With this post I'm starting a new category at House Enthusiast where I'll share "KHS work-in-progress". I posted some exterior and interior progress photos of this project over the winter in a "New-Small-House book tidbit" about transformation. Now the Touisset small-house renovation/addition is nearing substantial completion.
This is a kitchen/dining/family area addition off a c. 1910 ish cottage bungalow. We designed it to resemble an enclosed porch inside and out, though it's new construction. Windows wrap three sides and a cathedral ceiling with mahogany beams give it a porch-like quality. Daylight is shared by each of the overlapping kitchen/dining/family spaces and the increased ceiling height allows the various spaces to feel larger than the sum of their parts.

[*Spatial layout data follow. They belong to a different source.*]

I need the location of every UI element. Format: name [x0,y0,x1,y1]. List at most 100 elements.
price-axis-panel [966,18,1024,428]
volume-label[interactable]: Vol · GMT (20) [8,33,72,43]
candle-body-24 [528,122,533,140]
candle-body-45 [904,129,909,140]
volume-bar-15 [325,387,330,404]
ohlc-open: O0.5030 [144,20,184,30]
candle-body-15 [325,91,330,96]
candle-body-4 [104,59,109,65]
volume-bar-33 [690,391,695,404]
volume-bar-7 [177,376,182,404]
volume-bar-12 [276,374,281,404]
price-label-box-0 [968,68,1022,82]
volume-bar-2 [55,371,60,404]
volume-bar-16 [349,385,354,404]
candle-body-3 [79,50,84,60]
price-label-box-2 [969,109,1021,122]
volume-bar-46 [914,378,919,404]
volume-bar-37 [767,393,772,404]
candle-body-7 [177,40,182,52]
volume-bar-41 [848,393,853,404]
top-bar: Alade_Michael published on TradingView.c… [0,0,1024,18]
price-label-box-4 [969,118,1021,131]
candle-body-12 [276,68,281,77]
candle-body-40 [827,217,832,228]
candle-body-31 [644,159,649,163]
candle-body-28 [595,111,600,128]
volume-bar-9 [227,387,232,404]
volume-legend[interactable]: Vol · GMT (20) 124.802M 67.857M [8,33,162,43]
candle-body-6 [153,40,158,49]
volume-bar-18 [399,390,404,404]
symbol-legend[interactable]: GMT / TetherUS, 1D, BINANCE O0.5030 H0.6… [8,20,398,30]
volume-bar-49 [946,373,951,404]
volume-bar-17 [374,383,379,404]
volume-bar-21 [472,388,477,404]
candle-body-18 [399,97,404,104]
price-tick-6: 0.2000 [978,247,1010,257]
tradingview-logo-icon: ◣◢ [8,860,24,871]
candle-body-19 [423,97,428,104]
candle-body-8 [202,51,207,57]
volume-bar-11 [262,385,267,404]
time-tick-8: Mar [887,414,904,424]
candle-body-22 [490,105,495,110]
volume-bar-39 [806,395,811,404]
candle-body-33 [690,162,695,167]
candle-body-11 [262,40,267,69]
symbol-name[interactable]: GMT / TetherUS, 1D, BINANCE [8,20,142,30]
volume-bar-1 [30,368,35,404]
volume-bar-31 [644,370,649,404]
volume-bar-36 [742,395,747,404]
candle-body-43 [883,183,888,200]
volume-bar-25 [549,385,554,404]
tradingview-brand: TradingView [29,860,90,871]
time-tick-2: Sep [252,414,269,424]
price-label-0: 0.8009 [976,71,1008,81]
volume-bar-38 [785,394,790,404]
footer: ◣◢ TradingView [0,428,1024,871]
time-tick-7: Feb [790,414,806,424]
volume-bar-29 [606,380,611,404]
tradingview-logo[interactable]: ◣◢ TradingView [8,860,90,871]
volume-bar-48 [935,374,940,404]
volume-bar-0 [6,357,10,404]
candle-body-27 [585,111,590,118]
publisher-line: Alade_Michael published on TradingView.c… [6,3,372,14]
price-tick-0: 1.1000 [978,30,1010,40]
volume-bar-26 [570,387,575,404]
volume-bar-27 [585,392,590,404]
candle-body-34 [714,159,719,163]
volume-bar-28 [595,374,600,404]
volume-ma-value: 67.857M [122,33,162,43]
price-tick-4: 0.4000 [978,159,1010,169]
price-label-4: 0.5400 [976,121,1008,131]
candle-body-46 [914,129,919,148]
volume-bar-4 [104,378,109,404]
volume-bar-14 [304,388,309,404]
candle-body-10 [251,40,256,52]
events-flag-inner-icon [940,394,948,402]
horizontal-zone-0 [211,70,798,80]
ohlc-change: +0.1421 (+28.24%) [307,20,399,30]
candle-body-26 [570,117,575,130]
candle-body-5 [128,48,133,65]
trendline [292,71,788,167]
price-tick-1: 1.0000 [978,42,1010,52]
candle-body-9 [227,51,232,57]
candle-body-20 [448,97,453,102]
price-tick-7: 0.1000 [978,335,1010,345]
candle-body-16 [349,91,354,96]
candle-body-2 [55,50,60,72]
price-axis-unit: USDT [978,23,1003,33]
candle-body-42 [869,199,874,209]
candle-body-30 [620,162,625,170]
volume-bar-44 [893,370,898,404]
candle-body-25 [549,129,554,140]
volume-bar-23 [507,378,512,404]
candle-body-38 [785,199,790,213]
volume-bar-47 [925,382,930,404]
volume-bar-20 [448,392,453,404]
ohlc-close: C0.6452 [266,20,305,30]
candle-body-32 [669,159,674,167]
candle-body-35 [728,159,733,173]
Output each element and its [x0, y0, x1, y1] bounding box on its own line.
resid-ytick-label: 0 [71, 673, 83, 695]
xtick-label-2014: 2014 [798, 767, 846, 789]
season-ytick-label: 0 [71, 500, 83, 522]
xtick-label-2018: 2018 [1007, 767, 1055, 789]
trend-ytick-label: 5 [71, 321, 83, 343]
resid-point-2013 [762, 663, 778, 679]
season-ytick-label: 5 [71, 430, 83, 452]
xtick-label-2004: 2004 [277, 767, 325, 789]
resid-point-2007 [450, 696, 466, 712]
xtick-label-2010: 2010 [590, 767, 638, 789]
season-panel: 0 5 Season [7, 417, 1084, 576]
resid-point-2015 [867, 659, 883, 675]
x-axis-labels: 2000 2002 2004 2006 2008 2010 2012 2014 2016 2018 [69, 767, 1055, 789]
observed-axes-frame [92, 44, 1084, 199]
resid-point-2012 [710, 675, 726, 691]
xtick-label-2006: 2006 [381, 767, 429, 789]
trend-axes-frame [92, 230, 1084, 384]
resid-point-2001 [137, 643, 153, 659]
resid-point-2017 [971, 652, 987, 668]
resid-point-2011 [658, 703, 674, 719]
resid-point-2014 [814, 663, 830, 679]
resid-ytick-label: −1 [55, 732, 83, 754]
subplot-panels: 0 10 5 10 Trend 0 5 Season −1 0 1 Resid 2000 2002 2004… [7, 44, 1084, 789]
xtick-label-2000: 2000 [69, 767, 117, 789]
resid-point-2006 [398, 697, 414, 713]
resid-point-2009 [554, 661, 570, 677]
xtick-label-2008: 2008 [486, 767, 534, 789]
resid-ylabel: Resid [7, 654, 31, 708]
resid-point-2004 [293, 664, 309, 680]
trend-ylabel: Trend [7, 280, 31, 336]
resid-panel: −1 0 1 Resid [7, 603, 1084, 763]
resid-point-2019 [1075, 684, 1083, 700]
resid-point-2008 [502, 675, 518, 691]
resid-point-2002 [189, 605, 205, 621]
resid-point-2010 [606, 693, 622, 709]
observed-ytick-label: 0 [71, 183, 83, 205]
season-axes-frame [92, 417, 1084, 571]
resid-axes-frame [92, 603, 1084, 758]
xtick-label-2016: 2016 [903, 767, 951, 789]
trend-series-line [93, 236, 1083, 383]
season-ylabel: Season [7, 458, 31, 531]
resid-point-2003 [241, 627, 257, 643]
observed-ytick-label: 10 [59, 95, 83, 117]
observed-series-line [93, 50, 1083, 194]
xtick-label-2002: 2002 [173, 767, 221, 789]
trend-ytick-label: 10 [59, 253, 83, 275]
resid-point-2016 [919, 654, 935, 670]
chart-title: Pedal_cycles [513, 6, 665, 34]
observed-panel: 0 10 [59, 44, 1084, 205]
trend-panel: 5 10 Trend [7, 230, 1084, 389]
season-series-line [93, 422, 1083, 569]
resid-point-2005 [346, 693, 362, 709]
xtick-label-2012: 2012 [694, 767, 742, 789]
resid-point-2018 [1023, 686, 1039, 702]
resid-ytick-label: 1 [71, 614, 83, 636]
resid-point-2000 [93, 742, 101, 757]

Because windows line the counter work surface there are no overhead cabinets and therefore no undercabinet lights, so to provide task lighting, low-voltage cable lights stretch between beams. Tall cabinets, not seen to the right, provide storage for items that would otherwise have occupied overhead cabinets. A sliver of the built-in banquette is visible beyond the shaker-style cabinets and soapstone counters. The banquette and the built-in bench adjacent to the stair provide discreet locations for intimate gathering and slight remove from activity elsewhere in the space. A new gas heating stove is yet to be installed on the other side of bar-counter wall. The existing stair to the right, which used to run along the exterior wall of the house, now opens into the addition and sports a new guardrail on the addition side of the stair which plays off the existing square baluster design of the original guardrail on the other side of the stair.
Southern yellow heart pine floors tie the addition into the existing home and a family of industrial-inspired light fixtures with smoked glass and exposed filament bulbs provide cohesive warm accents throughout the kitchen/dining/family area. This multipurpose space offers a variety of spatial experiences for a variety of activities which will allow it to live larger.